The other day a friend of mine showed me yet another video that’s been making the rounds designed to raise social consciousness and create a desire to give to the less fortunate. The idea behind it is people living in the developing world voicing so-called first world problems in an effort to show us how ridiculous our complaints are in perspective.
I appreciate the effort that went into making this piece (even if I’m not a fan of the execution), and it got me thinking—just probably not about what they were hoping it would.
There is a great deal of ungodly excess within the “first world,” no question about it. Only a fool would try to say otherwise.
And if you don’t believe me, I give you exhibit A: the Double-down—
But we must be careful that we don’t let ungodly excess rob us of the enjoyment of the legitimate good gifts God has given us.
My children never have to wonder if there’s going to be food on the table because God provides it for us by giving me a job that pays for all our needs. They have clothes and toys and books and all these wonderful things that they are free to enjoy responsibly.

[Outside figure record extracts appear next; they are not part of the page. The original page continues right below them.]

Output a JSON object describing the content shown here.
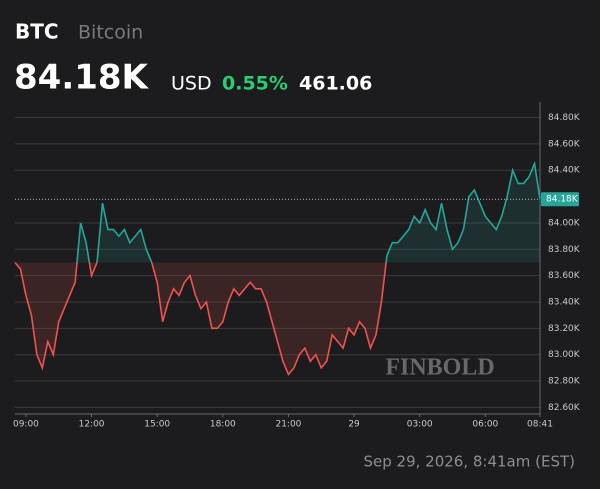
{
  "header": {
    "symbol": "BTC",
    "name": "Bitcoin",
    "price": "84.18K",
    "currency": "USD",
    "change_pct": "0.55%",
    "change_abs": "461.06"
  },
  "watermark": "FINBOLD",
  "timestamp": "Sep 29, 2026, 8:41am (EST)",
  "chart_data": {
    "type": "line",
    "categories": [
      null,
      null,
      "09:00",
      null,
      null,
      null,
      null,
      null,
      null,
      null,
      null,
      null,
      null,
      null,
      "12:00",
      null,
      null,
      null,
      null,
      null,
      null,
      null,
      null,
      null,
      null,
      null,
      "15:00",
      null,
      null,
      null,
      null,
      null,
      null,
      null,
      null,
      null,
      null,
      null,
      "18:00",
      null,
      null,
      null,
      null,
      null,
      null,
      null,
      null,
      null,
      null,
      null,
      "21:00",
      null,
      null,
      null,
      null,
      null,
      null,
      null,
      null,
      null,
      null,
      null,
      "29",
      null,
      null,
      null,
      null,
      null,
      null,
      null,
      null,
      null,
      null,
      null,
      "03:00",
      null,
      null,
      null,
      null,
      null,
      null,
      null,
      null,
      null,
      null,
      null,
      "06:00",
      null,
      null,
      null,
      null,
      null,
      null,
      null,
      null,
      null,
      "08:41"
    ],
    "series": [
      {
        "name": null,
        "color": "#26a69a",
        "down_color": "#ef5350",
        "values": [
          83700,
          83650,
          83450,
          83300,
          83000,
          82900,
          83100,
          83000,
          83250,
          83350,
          83450,
          83550,
          84000,
          83850,
          83600,
          83700,
          84150,
          83950,
          83950,
          83900,
          83950,
          83850,
          83900,
          83950,
          83800,
          83700,
          83550,
          83250,
          83400,
          83500,
          83450,
          83550,
          83600,
          83450,
          83350,
          83400,
          83200,
          83200,
          83250,
          83400,
          83500,
          83450,
          83500,
          83550,
          83500,
          83500,
          83400,
          83250,
          83100,
          82950,
          82850,
          82900,
          83000,
          83050,
          82950,
          83000,
          82900,
          82950,
          83150,
          83100,
          83050,
          83200,
          83150,
          83250,
          83200,
          83050,
          83150,
          83400,
          83750,
          83850,
          83850,
          83900,
          83950,
          84050,
          84000,
          84100,
          84000,
          83950,
          84150,
          83950,
          83800,
          83850,
          83950,
          84200,
          84250,
          84150,
          84050,
          84000,
          83950,
          84050,
          84200,
          84400,
          84300,
          84300,
          84350,
          84450,
          84180
        ]
      }
    ],
    "ylim": [
      82550,
      84880
    ],
    "yticks": [
      {
        "value": 82600,
        "label": "82.60K"
      },
      {
        "value": 82800,
        "label": "82.80K"
      },
      {
        "value": 83000,
        "label": "83.00K"
      },
      {
        "value": 83200,
        "label": "83.20K"
      },
      {
        "value": 83400,
        "label": "83.40K"
      },
      {
        "value": 83600,
        "label": "83.60K"
      },
      {
        "value": 83800,
        "label": "83.80K"
      },
      {
        "value": 84000,
        "label": "84.00K"
      },
      {
        "value": 84400,
        "label": "84.40K"
      },
      {
        "value": 84600,
        "label": "84.60K"
      },
      {
        "value": 84800,
        "label": "84.80K"
      }
    ],
    "last_price": {
      "value": 84180,
      "label": "84.18K"
    },
    "grid": true
  }
}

But they’re also increasingly aware that not everyone has what they have. Our oldest is delighted every time I give her money to give to the fund for the children of the Nepalese congregation our church supports. She knows the names of our Compassion-sponsored children and sometimes draws pictures for them. These are things we’re hoping to encourage and nurture in all our children.
The thing about “first world problems” is there’s this idea that we should feel bad about all that we have, as though anything beyond the basic necessities is inherently evil. But this goes too far (except possibly in the case of the aforementioned Double-Down).
There’s something going on here that we need to be mindful of. Very often when we see appeals centered around “haves” and “have-nots”—keeping up with the Joneses, first world problems, all that sort of thing—the purpose is to motivate you to give to a particular cause… usually by making you feel guilty about what you have.
To condemn you and get you to perform an act of contrition in order to assuage your guilt.
This is nothing less than extortion.
Paul is exceedingly clear in 2 Cor. 9 (something I’ve written on many times here on the blog and in Awaiting a Savior) that giving should never be under compulsion, but all should give as he or she has decided in his or her heart, “not reluctantly or under compulsion” (2 Cor. 9:7)—that is, it should be freely and joyfully given—”for God loves a cheerful giver.”
We should always be willing to both challenge ourselves and be challenged from outside us about our giving and spending habits, but let’s be careful that we never succumb to something as crass and anti-gospel as guilting others into giving.